Em 1949, funcionários da estação meteorológica levaram cinco gatos para a ilha: uma fêmea, um macho castrado e três filhotes. A ideia era controlar a população de ratos que afetava as instalações.

O problema é que os felinos encontraram uma presa mais fácil: as aves marinhas que faziam ninhos no solo e não tinham defesa contra predadores.

Colônia de gatos chegou a mais de 2 mil animais
A população de gatos cresceu rapidamente e, na década de 1970, já ultrapassava 2 mil indivíduos. Os animais passaram a atacar diversas espécies de aves, incluindo petréis e albatrozes.

Segundo o Uol, o Instituto de História da Ciência dos Estados Unidos informou que os gatos matavam cerca de 455 mil aves por ano. Em algumas áreas costeiras, havia planícies cobertas por asas de aves mortas.

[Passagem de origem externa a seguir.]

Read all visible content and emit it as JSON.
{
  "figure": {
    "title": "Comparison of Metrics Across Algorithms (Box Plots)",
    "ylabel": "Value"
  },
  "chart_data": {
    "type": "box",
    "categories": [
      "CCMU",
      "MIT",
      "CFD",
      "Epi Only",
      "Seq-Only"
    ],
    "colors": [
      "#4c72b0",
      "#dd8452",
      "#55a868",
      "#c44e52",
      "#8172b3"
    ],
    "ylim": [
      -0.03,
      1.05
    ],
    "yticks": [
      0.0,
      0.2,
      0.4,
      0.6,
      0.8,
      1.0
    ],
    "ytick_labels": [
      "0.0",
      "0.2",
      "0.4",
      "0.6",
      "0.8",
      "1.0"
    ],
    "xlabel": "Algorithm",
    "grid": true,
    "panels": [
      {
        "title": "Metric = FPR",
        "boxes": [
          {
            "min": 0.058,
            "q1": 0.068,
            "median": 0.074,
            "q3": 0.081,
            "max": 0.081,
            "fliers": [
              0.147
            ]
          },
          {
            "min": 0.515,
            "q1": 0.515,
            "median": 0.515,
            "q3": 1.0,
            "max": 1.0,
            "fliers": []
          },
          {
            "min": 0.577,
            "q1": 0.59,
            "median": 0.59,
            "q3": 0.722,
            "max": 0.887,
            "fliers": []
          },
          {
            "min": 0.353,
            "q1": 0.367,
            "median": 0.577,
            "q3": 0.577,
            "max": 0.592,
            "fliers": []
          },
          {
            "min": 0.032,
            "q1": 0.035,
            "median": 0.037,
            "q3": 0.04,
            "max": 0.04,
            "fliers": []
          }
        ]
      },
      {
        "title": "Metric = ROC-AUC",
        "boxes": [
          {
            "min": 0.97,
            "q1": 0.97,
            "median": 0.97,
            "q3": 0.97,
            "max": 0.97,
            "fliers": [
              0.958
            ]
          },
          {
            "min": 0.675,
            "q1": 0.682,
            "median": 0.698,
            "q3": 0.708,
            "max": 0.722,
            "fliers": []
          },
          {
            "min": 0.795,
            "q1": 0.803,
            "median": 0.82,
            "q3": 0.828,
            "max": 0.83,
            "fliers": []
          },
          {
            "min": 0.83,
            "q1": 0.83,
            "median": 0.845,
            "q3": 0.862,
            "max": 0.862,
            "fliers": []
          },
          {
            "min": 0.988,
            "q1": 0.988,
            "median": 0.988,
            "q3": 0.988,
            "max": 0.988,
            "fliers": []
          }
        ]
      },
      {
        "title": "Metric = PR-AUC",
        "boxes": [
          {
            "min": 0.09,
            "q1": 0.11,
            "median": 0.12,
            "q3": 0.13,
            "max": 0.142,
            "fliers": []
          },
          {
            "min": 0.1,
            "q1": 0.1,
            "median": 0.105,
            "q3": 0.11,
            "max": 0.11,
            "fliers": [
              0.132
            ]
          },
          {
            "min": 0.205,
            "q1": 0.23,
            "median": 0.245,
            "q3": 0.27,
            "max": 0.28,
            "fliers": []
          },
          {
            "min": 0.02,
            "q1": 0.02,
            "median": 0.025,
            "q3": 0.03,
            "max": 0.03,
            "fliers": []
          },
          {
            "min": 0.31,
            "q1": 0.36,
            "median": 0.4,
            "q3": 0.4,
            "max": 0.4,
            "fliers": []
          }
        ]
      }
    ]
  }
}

A tentativa de eliminar os felinos começou em 1977. O programa reuniu diferentes estratégias, como captura, caça noturna com uso de holofotes e aplicação do vírus da panleucopenia felina como método de controle biológico. O último gato da ilha foi eliminado apenas em 1991.

Sem gatos, ratos passaram a ameaçar aves
A retirada dos gatos resolveu um problema, mas abriu espaço para outro. Com os predadores eliminados, os ratos se multiplicaram e passaram a ameaçar as espécies nativas.

De acordo com o projeto Mouse-Free Marion, os roedores começaram a atacar ovos, filhotes e até aves adultas. Atualmente, eles colocam em risco de extinção local 19 das 29 espécies de aves que fazem ninhos na ilha.

A população de ratos na Ilha Marion é estimada em até 1 milhão de indivíduos.

Plano prevê uso de helicópteros em 2028
Para eliminar os ratos, a BirdLife South Africa e o governo sul-africano criaram o projeto Mouse-Free Marion. A iniciativa prevê a distribuição de iscas envenenadas por helicópteros guiados por GPS durante o inverno de 2028.

Testes preliminares estão previstos para o próximo ano.

A operação tem custo estimado de US$ 25 milhões (R$ 127 milhões), com financiamento do governo sul-africano e de doações internacionais. Até o momento, 60% do valor necessário já foi obtido.

“Temos que nos livrar de cada último rato. Se restar um único casal, eles podem se reproduzir e voltar a causar danos”, afirmou Mark Anderson, CEO da BirdLife South Africa.